New Mexico Art Tells its History

History: Ancestral Pueblo Architecture

The Ancestral Pueblo people of the Four Corners area created the first permanent shelters in New Mexico. Their history is divided into two distinct periods, the Basketmaker and the Pueblo. The earliest Basketmaker shelters were built with rock and made use of canyon overhangs and caves. Shelters evolved into pithouses, underground dwellings with earth and timber roofs. Sometime after the year A.D. 700, rooms were built above ground; this is considered to be the Pueblo I period. The above ground shelters were made of stone and mud, and pithouses were still present in groups of buildings.In the Pueblo II period shelters included multi-storied houses constructed from stone masonry and subterranean ceremonial kivas. By the period known as Pueblo III, the Ancestral Pueblo people had evolved into extraordinary architects, masons and community planners.
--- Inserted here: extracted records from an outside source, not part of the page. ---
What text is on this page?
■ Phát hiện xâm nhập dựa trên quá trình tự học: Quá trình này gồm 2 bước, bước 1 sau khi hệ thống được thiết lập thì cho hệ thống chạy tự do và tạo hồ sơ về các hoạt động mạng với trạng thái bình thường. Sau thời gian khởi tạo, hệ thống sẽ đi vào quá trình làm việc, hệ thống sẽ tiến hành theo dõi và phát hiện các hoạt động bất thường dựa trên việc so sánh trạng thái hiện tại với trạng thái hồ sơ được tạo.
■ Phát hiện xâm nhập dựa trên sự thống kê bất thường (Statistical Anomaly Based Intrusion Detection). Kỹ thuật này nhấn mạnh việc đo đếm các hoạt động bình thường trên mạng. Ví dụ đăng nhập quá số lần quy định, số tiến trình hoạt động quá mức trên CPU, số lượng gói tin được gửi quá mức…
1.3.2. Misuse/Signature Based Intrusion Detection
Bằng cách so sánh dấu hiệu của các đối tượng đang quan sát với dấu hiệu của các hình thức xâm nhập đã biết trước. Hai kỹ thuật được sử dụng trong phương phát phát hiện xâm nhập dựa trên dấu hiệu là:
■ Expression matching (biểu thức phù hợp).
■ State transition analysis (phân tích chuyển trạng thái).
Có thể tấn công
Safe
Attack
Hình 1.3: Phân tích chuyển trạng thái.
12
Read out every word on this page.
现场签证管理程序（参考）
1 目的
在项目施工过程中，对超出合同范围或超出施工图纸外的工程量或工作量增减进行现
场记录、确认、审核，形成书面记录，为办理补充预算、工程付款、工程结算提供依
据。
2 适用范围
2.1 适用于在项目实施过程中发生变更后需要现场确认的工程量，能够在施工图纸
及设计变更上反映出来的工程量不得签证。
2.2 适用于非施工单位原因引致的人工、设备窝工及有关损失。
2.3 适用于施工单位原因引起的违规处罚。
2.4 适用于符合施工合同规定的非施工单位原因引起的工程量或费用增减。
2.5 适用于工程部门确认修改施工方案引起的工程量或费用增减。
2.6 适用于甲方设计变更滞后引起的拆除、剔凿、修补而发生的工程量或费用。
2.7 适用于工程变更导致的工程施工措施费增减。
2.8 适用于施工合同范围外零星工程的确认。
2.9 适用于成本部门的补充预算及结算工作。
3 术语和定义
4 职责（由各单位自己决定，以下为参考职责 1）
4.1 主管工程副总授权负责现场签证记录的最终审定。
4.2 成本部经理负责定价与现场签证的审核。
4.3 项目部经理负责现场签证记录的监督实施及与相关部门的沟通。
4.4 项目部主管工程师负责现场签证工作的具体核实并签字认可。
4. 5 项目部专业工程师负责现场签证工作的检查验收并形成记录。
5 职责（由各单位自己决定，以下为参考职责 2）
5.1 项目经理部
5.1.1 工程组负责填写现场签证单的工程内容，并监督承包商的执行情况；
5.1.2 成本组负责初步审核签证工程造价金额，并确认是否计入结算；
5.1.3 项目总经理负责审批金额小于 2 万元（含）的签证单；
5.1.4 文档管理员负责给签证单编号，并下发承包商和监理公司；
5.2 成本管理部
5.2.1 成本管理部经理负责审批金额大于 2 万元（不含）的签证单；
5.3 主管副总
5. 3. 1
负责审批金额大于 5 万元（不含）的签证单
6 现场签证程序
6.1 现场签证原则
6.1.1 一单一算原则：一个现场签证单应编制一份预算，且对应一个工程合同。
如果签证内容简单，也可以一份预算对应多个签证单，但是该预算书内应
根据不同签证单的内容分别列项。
Chaco Canyon is a famous Pueblo III site in the four corners area and Pueblo Bonito, a “great house”  in Chaco, is a fine architectural example of  this period. Important characteristics of Pueblo Bonito include a D-shape plan with rectilinear buildings facing south for warmth, a large central plaza, and approximately 35 small kivas and 2 great kivas. The Chacoans were expert masons, and they used local sandstone, which they shaped into bricks and laid carefully in horizontal strata. The ruins that exist today are a testament to how well they were built.

Archeologists believe that Chaco Canyon was an important spiritual center for the Ancestral Pueblo people, based on the great number of kivas, and the many spiritual objects found in the ruins. There is also a belief that Chaco buildings were carefully aligned in order to observe lunar and solar cycles. Periods of drought, and possibly other strife, caused the inhabitants of Chaco Canyon to leave by the 14th century.

After they left their settlements in the 1300s, the Pueblo people made their way to the Rio Grande and its tributaries, and to more mountainous settlements in western New Mexico. Pueblo IV architecture was made from “puddled adobe” (mud laid in horizontal layers to build up walls), stone and sod blocks. Multi-storied residences were geometrically arranged around large plazas that included ceremonial kivas. Doors and windows were minimized, and ladders were used to access upper level buildings.  They were situated to make use of water and to provide protection from marauders.

Taos Pueblo was first settled during this period and it has been continuously occupied ever since. Over the centuries the pueblo grew into a beautiful arrangement of stacked and clustered blocks of buildings that have inspired architects, as well as painters and photographers, throughout recorded history.

Adobe building changed after Spanish contact, beginning in 1593. Pueblo Indians adopted the Spanish technique of forming mud into sun dried adobe bricks. In the Pueblo V period, which began in the 1700s after the Spanish reconquest and continues to the present day , Spanish and Pueblo cultures shared and adapted construction techniques and design.

Zuni Pueblo is considered a Pueblo V building. The original, small community built of stone grew organically into a large multi-storied pueblo built with adobe bricks. Fireplaces, chimneys, horno ovens, parapets, and terraces were some of the architectural developments that occurred during the early Pueblo V period.